16 thoughts on “Handheld UV Light For Killing COVID-19 Enabled With New Transparent Conductor”

  1. Never noticed anyone push back when called on not washing their hands. But yes I’ve noticed people not doing so.

    At least one strategy that I’ve seen Chinese buildings use is to put the wash basins outside in full public view.
    — Basic queue theory says you get better resource usage if both men’s and women’s toilets are using the same basins. So you need less basins.
    — Anyone who doesn’t wash does so in full public view, so is more likely to be shamed into doing the right thing.

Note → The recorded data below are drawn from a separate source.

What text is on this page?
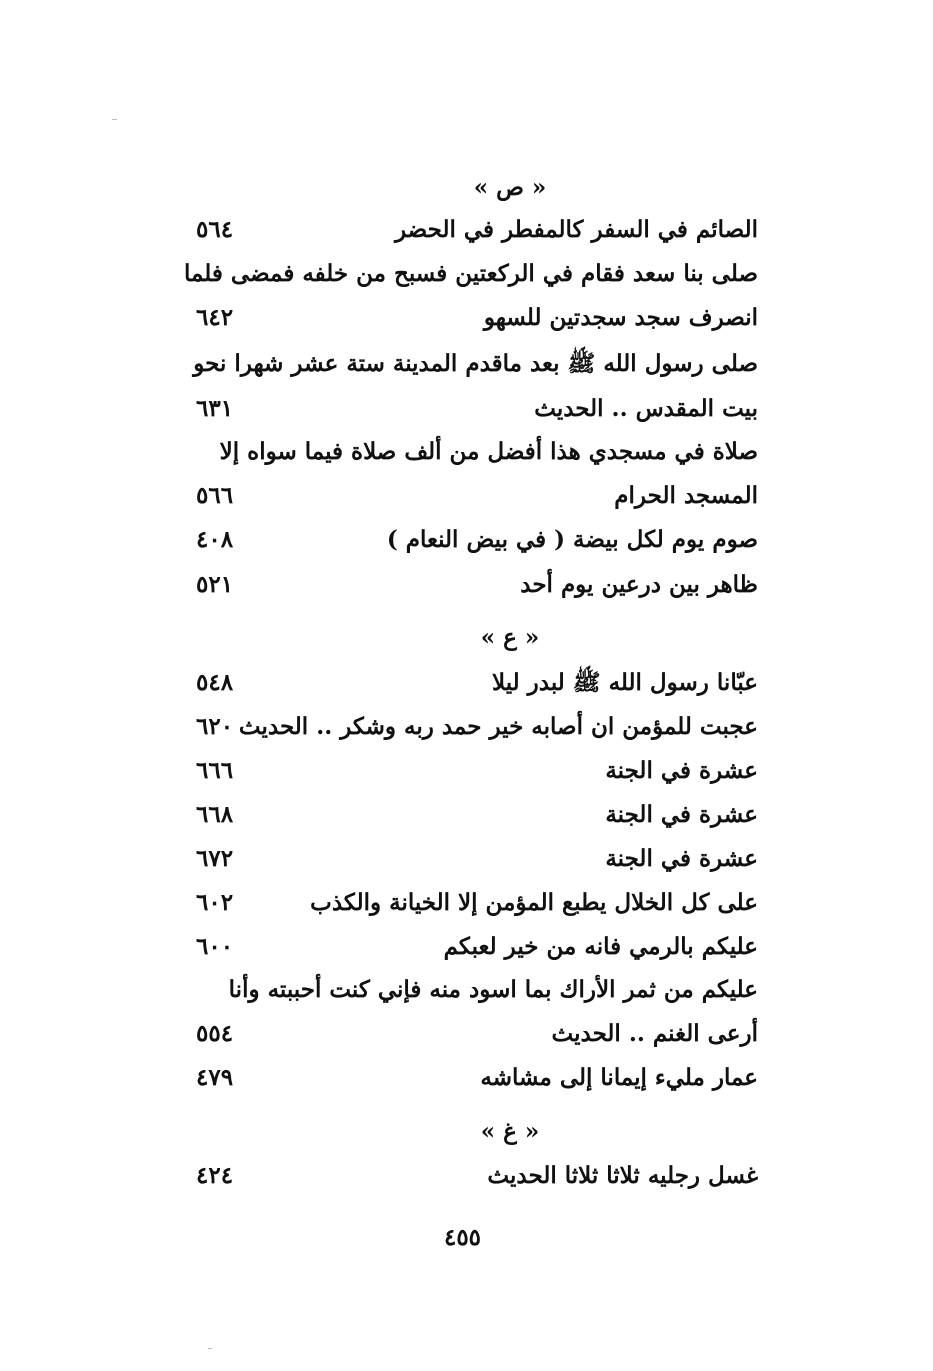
« ص »
الصائم في السفر كالمفطر في الحضر
٥٦٤
صلى بنا سعد فقام في الركعتين فسبح من خلفه فمضى فلما
انصرف سجد سجدتين للسهو
٦٤٢
صلى رسول الله ﷺ بعد ماقدم المدينة ستة عشر شهرا نحو
بيت المقدس .. الحديث
٦٣١
صلاة في مسجدي هذا أفضل من ألف صلاة فيما سواه إلا
المسجد الحرام
٥٦٦
صوم يوم لكل بيضة ( في بيض النعام )
٤٠٨
ظاهر بين درعين يوم أحد
٥٢١
« ع »
عبّانا رسول الله ﷺ لبدر ليلا
٥٤٨
عجبت للمؤمن ان أصابه خير حمد ربه وشكر .. الحديث
٦٢٠
عشرة في الجنة
٦٦٦
عشرة في الجنة
٦٦٨
عشرة في الجنة
٦٧٢
على كل الخلال يطبع المؤمن إلا الخيانة والكذب
٦٠٢
عليكم بالرمي فانه من خير لعبكم
٦٠٠
عليكم من ثمر الأراك بما اسود منه فإني كنت أحببته وأنا
أرعى الغنم .. الحديث
٥٥٤
عمار مليء إيمانا إلى مشاشه
٤٧٩
« غ »
غسل رجليه ثلاثا ثلاثا الحديث
٤٢٤
٤٥٥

  2. Yeah, we needed to bring up the discussion of societal practices of hygiene and disease prevention. Because washing your hands and face masks do prevent disease transmission and we will need to use them as a group again, when another new virus rears its ugly head in the near future.

    Something which will be probably more frequent, due to the number of humans now living and cavorting in virus infested places which were previously out of reach.

    As a more anecdotal aside, I’ve noticed some growing relaxation in Westerner’s public mores and habits related to personal hygiene (e.g. when and how often wash your hands, or take a bath), probably due to the belief that we were mostly safe from anything.

    At least I have noticed more people not washing their hands after going to the restrooms, taking offense if you remark it and even openly arguing against common hygiene practices as “bad”.

  3. Indeed, probably even slightly lower, given the gross under-counting of cases due to the abundance of asymptomatic but contagious ones, and the severe lack of test coverage in most countries.

    In many places it ought to start declining in prevalence and deaths soon, as the virus has already been spreading like wild fire there in the past months, and the surviving population will achieve herd immunity.

    In fact, we may already be seeing it in Italy, New York and other strongly afflicted places.

    After that, the populations will cease being so susceptible to it, and it will again be a very marginal flu like virus.

    But alas, it still has to run its course if many other places, like in Latin America and Africa.

  4. Vaping might actually save lives! I’m so sick of those “Truth” ads, they’re so tendentious. Then you find out the org is actually funded by the cigarette manufacturers, which explains why they focus like a laser on vaping.

  5. I’ve long noticed how people who have lived in places like China have habits that seem borderline OCD compared to my culture.
    That’s not really the case any more.

    I see that Jean has been voted down twice. Probably by microbes.

  6. Lots and LOTS of websites telling you what to put inside you, but this is the wrong part of the internet.

  7. To be clear, you can certainly get UV LEDs that can kill the virus, they’re a stock item.

    What this would enable is LEDs that produce UV in the range around 204nm which is relatively safe for human exposure, because it can’t penetrate skin or tear films. So you don’t have to take any special precautions using it to sterilize objects.

  8. The article is making it sound like deep UV LEDs are non existent. Right now, deep UV LEDs and laser diodes are quickly and cheaply taking the place of ‘macro’ lasers in many applications. If you just need a little light at those wavelengths, and things like coherence length, linewidth, beam mode, peak power and other parameters don’t factor, then a cheap light source will suffice. Many of the existing laser companies that specialized in building the larger, more intricate and expensive lasers are now getting their rear ends handed to them by these cheap replacements.

  9. All viruses and bacteria. If it’s got DNA, it won’t be able to replicate when it’s damaged.

  10. Question: is the effect limited to SARS COVID, all respiratory viruses or will it be a generic disinfecting tool for viruses in general?

  11. One thing that SAS-COV-2 managed to do, is turn us into germophobes.

    Which is good, we had become very relaxed about infectious diseases, thinking we had a remedy for anything.